As shown in the figure, the metal smelting facility 100 of the present embodiment includes an electrolytic bath 10 filled with an electrolyte, a heater 20 heating the electrolytic bath 10, an electrolytic bath 20 installed in the electrolytic bath, A molten metal smelted in the crucible 40 is introduced into the crucible 40 through the crucible 40. The molten metal is melted in the crucible 40, And collecting the molten metal.

A heater (20) is provided outside the electrolyzer (10) to heat the inside of the electrolyzer (10). The electrolytic bath 10 is filled with the electrolyte melted at about 1100 DEG C by the heater 20. [ As the electrolyte, a molten salt of LiF and NdF ₃ may be used.
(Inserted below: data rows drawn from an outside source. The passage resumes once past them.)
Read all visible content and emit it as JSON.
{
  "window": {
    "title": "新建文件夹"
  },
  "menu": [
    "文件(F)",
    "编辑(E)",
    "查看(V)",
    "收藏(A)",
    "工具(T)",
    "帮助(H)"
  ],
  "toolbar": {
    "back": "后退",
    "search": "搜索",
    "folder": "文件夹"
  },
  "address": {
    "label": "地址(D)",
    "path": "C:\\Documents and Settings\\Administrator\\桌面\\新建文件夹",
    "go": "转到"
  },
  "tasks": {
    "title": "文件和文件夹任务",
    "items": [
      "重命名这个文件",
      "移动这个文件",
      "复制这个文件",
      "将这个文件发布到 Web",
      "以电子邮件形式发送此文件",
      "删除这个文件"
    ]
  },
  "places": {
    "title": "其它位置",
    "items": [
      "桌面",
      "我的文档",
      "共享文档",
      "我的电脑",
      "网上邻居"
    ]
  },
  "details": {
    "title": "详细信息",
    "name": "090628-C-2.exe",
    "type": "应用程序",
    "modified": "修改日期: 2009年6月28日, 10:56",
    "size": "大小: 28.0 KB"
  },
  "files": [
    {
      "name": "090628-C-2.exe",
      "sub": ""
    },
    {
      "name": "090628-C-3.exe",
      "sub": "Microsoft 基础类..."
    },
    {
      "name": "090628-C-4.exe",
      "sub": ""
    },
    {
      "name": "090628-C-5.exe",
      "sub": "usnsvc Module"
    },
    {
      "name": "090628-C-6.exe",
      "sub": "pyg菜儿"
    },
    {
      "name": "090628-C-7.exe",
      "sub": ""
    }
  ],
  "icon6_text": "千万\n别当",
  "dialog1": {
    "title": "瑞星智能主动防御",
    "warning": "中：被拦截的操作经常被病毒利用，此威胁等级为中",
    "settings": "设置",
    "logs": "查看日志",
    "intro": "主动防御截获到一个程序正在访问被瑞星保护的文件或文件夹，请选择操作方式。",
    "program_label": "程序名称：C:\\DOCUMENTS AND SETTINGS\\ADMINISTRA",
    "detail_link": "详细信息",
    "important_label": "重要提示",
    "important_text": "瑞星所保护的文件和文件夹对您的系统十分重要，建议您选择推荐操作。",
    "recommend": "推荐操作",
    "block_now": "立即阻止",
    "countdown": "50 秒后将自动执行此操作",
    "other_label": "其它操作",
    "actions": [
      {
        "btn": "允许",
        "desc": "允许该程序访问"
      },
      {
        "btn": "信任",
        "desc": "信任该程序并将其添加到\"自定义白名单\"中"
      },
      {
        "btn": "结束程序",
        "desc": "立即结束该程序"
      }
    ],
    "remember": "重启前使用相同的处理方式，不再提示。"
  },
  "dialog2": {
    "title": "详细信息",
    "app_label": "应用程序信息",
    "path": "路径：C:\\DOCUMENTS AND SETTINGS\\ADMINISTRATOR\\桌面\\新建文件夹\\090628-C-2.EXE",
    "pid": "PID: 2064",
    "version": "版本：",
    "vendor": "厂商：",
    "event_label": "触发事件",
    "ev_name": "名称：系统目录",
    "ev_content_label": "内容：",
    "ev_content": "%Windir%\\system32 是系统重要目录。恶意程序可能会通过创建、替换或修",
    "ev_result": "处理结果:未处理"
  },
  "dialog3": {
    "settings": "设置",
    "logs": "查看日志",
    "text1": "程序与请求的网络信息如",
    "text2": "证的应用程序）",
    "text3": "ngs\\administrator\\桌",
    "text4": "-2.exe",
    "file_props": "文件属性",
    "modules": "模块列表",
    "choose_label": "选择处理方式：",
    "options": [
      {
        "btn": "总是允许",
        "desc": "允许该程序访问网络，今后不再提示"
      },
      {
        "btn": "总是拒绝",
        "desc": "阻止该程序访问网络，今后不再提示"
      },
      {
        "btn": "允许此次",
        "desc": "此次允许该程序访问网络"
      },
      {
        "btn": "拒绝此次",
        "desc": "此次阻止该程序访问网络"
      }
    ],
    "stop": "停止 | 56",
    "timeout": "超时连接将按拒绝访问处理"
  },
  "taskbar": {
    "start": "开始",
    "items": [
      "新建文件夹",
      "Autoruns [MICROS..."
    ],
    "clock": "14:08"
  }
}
The raw material Nd oxide (Nd ₂ O ₃ ) or the Nd / Pr mixed oxide (Nd ₂ O ₃ / Pr ₆ O ₁₁ ) is injected into the electrolyte.

When an electric current is applied to the anode material 30 of the graphite material and the anode material 32 of the molybdenum material disposed in the electrolytic bath 10, the electrolytic process (electrolysis process) is performed and the Nd material is reduced, 32 molten metal is produced on the surface of the molten metal. Since the molten metal in the liquid phase produced on the surface of the anode material 32 is higher than the specific gravity (approximately 3.4) of the molten electrolyte, the specific gravity of the molten metal is reduced to the lower portion of the electrolytic bath 10 by the specific gravity difference.

The molten metal is then accumulated in the crucible 40 while sinking to the crucible 40 disposed under the cathode material 32 in the electrolytic bath 10.

The molten metal accumulated in the crucible 40 is collected outside the electrolyzer 10 through the collection apparatus according to the present embodiment.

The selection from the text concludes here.